Comment by fauigerzigerk

6 hours ago

>Companies using the value of their shares to fund demand for their services.

That's not what's happening here though. Google isn't using the value of its shares to fund demand. Google is using its own cash flow to fund this demand from Anthropic.

The question is whether Anthropic has demand from end users for the capacity they are buying from Google (that's a yes I guess) and whether that demand is profitable for Anthropic (that's a question mark).

True.

Regardless, (a) it's ability/desire to make such investments is still driven by stock-driven optimism and (b) these transactions' "signal" can have a similar, warping effect.

In this case the transaction creates demand for Google's services and also funds anthropic's growth... which represents demands for google's services.

"Loop" is an approximation of an analogy. The risk is that enough of such transactions create a dynamic that distorts feedbacks.

  • >(a) it's ability/desire to make such investments is still driven by stock-driven optimism

    I don't think it has much to do with the stock price at all. Current platform oligopolists fear the rise of new platforms. They want a foot in the door for strategic reasons.

    What could happen is that frontier labs like Anthropic and OpenAI never become platforms and turn out to be providers of a largely commoditised, low margin service.

    In that event, current valuations are too high. But Anthropic's valuation doesn't seem extreme to me. Their $30bn annual run rate is valued at $380bn.

    Given this price and Anthropic's strategic value, Google's investment seems reasonable.

    • But OpenAI/Anthropic are not selling the compute as they're buying that from Google/Amazon/etc.

      So they're selling the transformation, or the model. Or the ability to make a model. And their brand and their harness.

      And it seems like the model is definitely not worth 380 billion. Models depreciate incredibly fast. There are lots of models and the other models aren't that far behind.

      And it seems like the harness is not worth much as there's already open source alternatives that people claim are better.

      And all these companies are paying lots of money for these AI training experts.

      But I suspect that any regular Hacker News reader of 10 years dev experience could become a training expert in months if allowed to play with a load of compute and a lot of data for a bit.

      Just like any of us could have become a data scientist, this stuff is not particularly hard. Random horny dudes on the internet are putting out loras and quantized models in days against the open source image models.

      So what's worth 380 billion exactly? The brand?

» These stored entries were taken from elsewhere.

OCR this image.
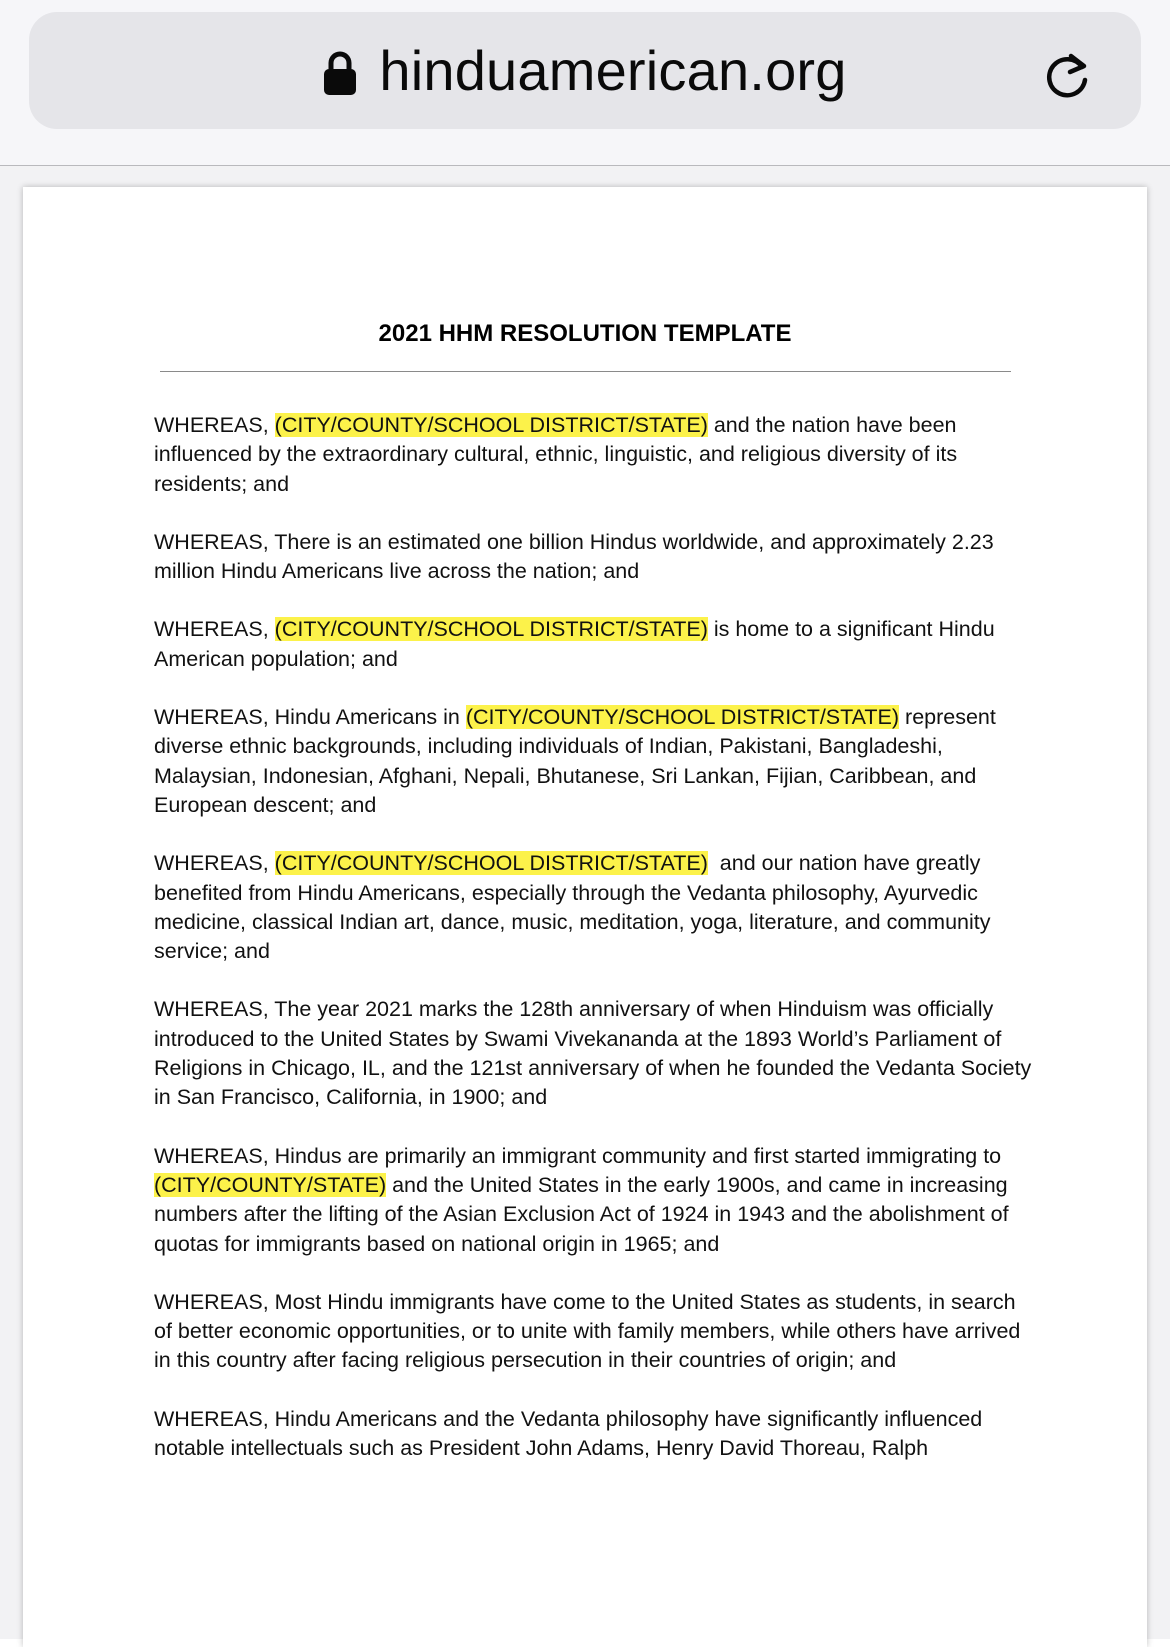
hinduamerican.org
2021 HHM RESOLUTION TEMPLATE

WHEREAS, (CITY/COUNTY/SCHOOL DISTRICT/STATE) and the nation have been influenced by the extraordinary cultural, ethnic, linguistic, and religious diversity of its residents; and

WHEREAS, There is an estimated one billion Hindus worldwide, and approximately 2.23 million Hindu Americans live across the nation; and

WHEREAS, (CITY/COUNTY/SCHOOL DISTRICT/STATE) is home to a significant Hindu American population; and

WHEREAS, Hindu Americans in (CITY/COUNTY/SCHOOL DISTRICT/STATE) represent diverse ethnic backgrounds, including individuals of Indian, Pakistani, Bangladeshi, Malaysian, Indonesian, Afghani, Nepali, Bhutanese, Sri Lankan, Fijian, Caribbean, and European descent; and

WHEREAS, (CITY/COUNTY/SCHOOL DISTRICT/STATE)  and our nation have greatly benefited from Hindu Americans, especially through the Vedanta philosophy, Ayurvedic medicine, classical Indian art, dance, music, meditation, yoga, literature, and community service; and

WHEREAS, The year 2021 marks the 128th anniversary of when Hinduism was officially introduced to the United States by Swami Vivekananda at the 1893 World’s Parliament of Religions in Chicago, IL, and the 121st anniversary of when he founded the Vedanta Society in San Francisco, California, in 1900; and

WHEREAS, Hindus are primarily an immigrant community and first started immigrating to (CITY/COUNTY/STATE) and the United States in the early 1900s, and came in increasing numbers after the lifting of the Asian Exclusion Act of 1924 in 1943 and the abolishment of quotas for immigrants based on national origin in 1965; and

WHEREAS, Most Hindu immigrants have come to the United States as students, in search of better economic opportunities, or to unite with family members, while others have arrived in this country after facing religious persecution in their countries of origin; and

WHEREAS, Hindu Americans and the Vedanta philosophy have significantly influenced notable intellectuals such as President John Adams, Henry David Thoreau, Ralph
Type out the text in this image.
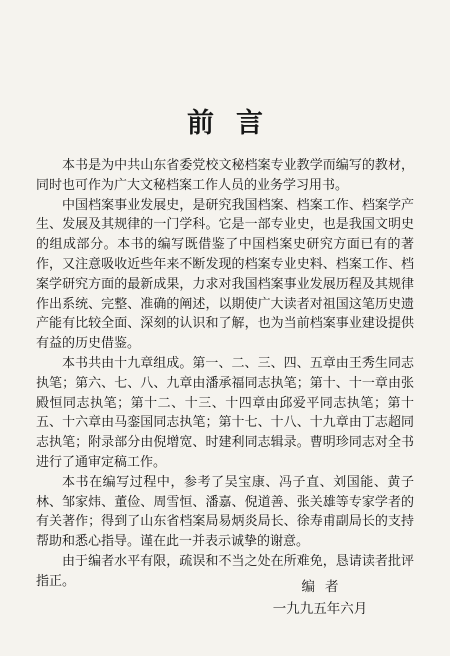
前言

本书是为中共山东省委党校文秘档案专业教学而编写的教材，同时也可作为广大文秘档案工作人员的业务学习用书。

中国档案事业发展史，是研究我国档案、档案工作、档案学产生、发展及其规律的一门学科。它是一部专业史，也是我国文明史的组成部分。本书的编写既借鉴了中国档案史研究方面已有的著作，又注意吸收近些年来不断发现的档案专业史料、档案工作、档案学研究方面的最新成果，力求对我国档案事业发展历程及其规律作出系统、完整、准确的阐述，以期使广大读者对祖国这笔历史遗产能有比较全面、深刻的认识和了解，也为当前档案事业建设提供有益的历史借鉴。

本书共由十九章组成。第一、二、三、四、五章由王秀生同志执笔；第六、七、八、九章由潘承福同志执笔；第十、十一章由张殿恒同志执笔；第十二、十三、十四章由邱爱平同志执笔；第十五、十六章由马銮国同志执笔；第十七、十八、十九章由丁志超同志执笔；附录部分由倪增宽、时建利同志辑录。曹明珍同志对全书进行了通审定稿工作。

本书在编写过程中，参考了吴宝康、冯子直、刘国能、黄子林、邹家炜、董俭、周雪恒、潘嘉、倪道善、张关雄等专家学者的有关著作；得到了山东省档案局易炳炎局长、徐寿甫副局长的支持帮助和悉心指导。谨在此一并表示诚挚的谢意。

由于编者水平有限，疏误和不当之处在所难免，恳请读者批评指正。	编者
一九九五年六月
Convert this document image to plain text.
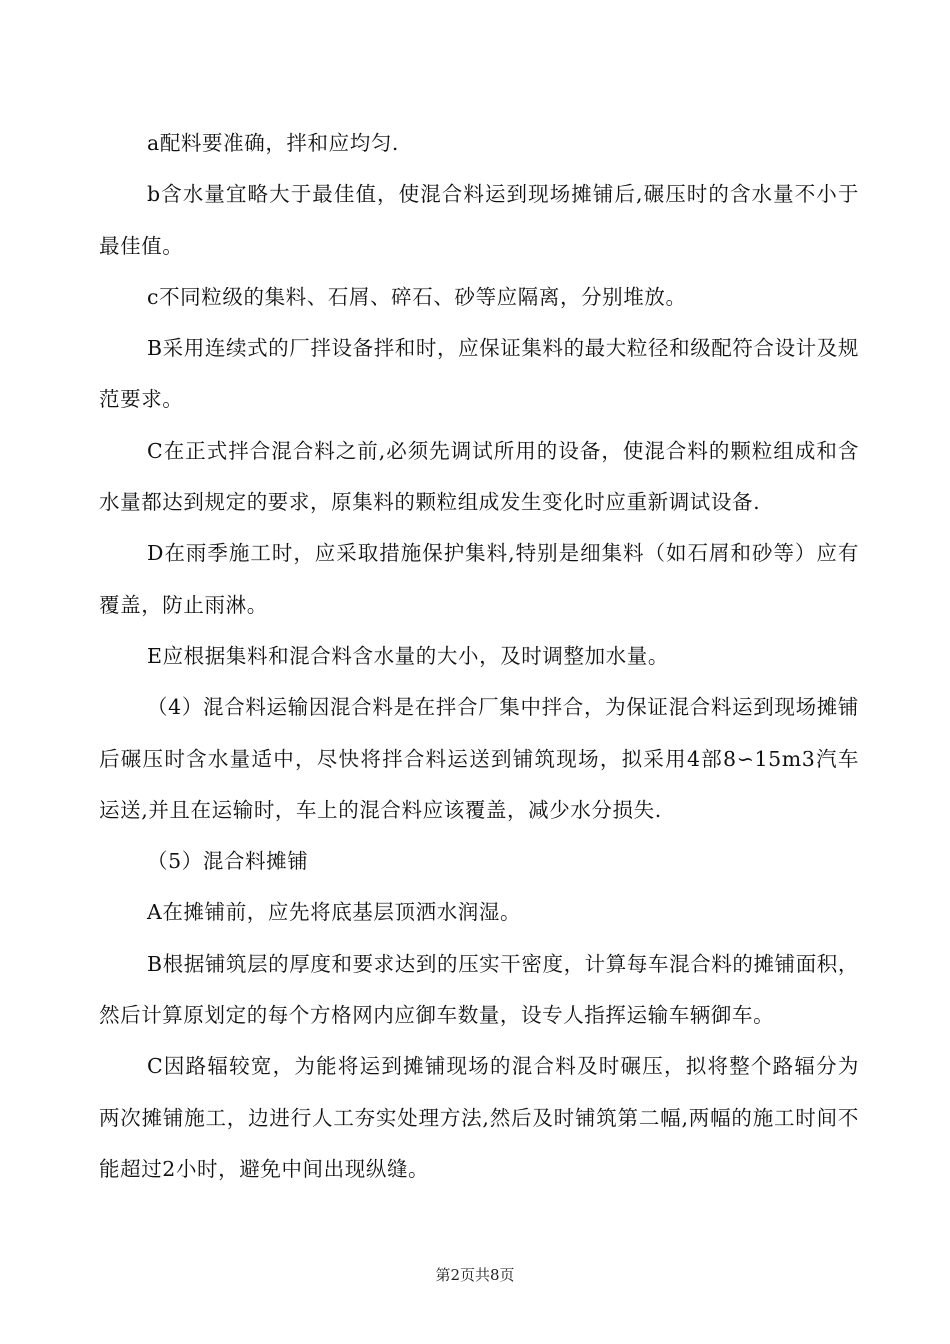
a配料要准确，拌和应均匀.

b含水量宜略大于最佳值，使混合料运到现场摊铺后,碾压时的含水量不小于最佳值。

c不同粒级的集料、石屑、碎石、砂等应隔离，分别堆放。

B采用连续式的厂拌设备拌和时，应保证集料的最大粒径和级配符合设计及规范要求。

C在正式拌合混合料之前,必须先调试所用的设备，使混合料的颗粒组成和含水量都达到规定的要求，原集料的颗粒组成发生变化时应重新调试设备.

D在雨季施工时，应采取措施保护集料,特别是细集料（如石屑和砂等）应有覆盖，防止雨淋。

E应根据集料和混合料含水量的大小，及时调整加水量。

（4）混合料运输因混合料是在拌合厂集中拌合，为保证混合料运到现场摊铺后碾压时含水量适中，尽快将拌合料运送到铺筑现场，拟采用4部8∽15m3汽车运送,并且在运输时，车上的混合料应该覆盖，减少水分损失.

（5）混合料摊铺

A在摊铺前，应先将底基层顶洒水润湿。

B根据铺筑层的厚度和要求达到的压实干密度，计算每车混合料的摊铺面积，然后计算原划定的每个方格网内应御车数量，设专人指挥运输车辆御车。

C因路辐较宽，为能将运到摊铺现场的混合料及时碾压，拟将整个路辐分为两次摊铺施工，边进行人工夯实处理方法,然后及时铺筑第二幅,两幅的施工时间不能超过2小时，避免中间出现纵缝。

第2页共8页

      These valuations just look really off. Not by one order of magnitude, but more like by 4 orders of magnitude. Like 380 million might be a reasonable valuation, but not billion.

      What I also don't get is that it's pretty obvious to me that the Europeans should all be spinning up their own, not necessarily massive, data centers and throwing a few billion at some guys in Cambridge or Stockholm or London or Berlin to make their own AI models.

      Only the French have done it.

      But instead the rest seem to be trying to court Anthropic or OpenAI to build data centers. Which is just stupid politics given what's happening in the world right now.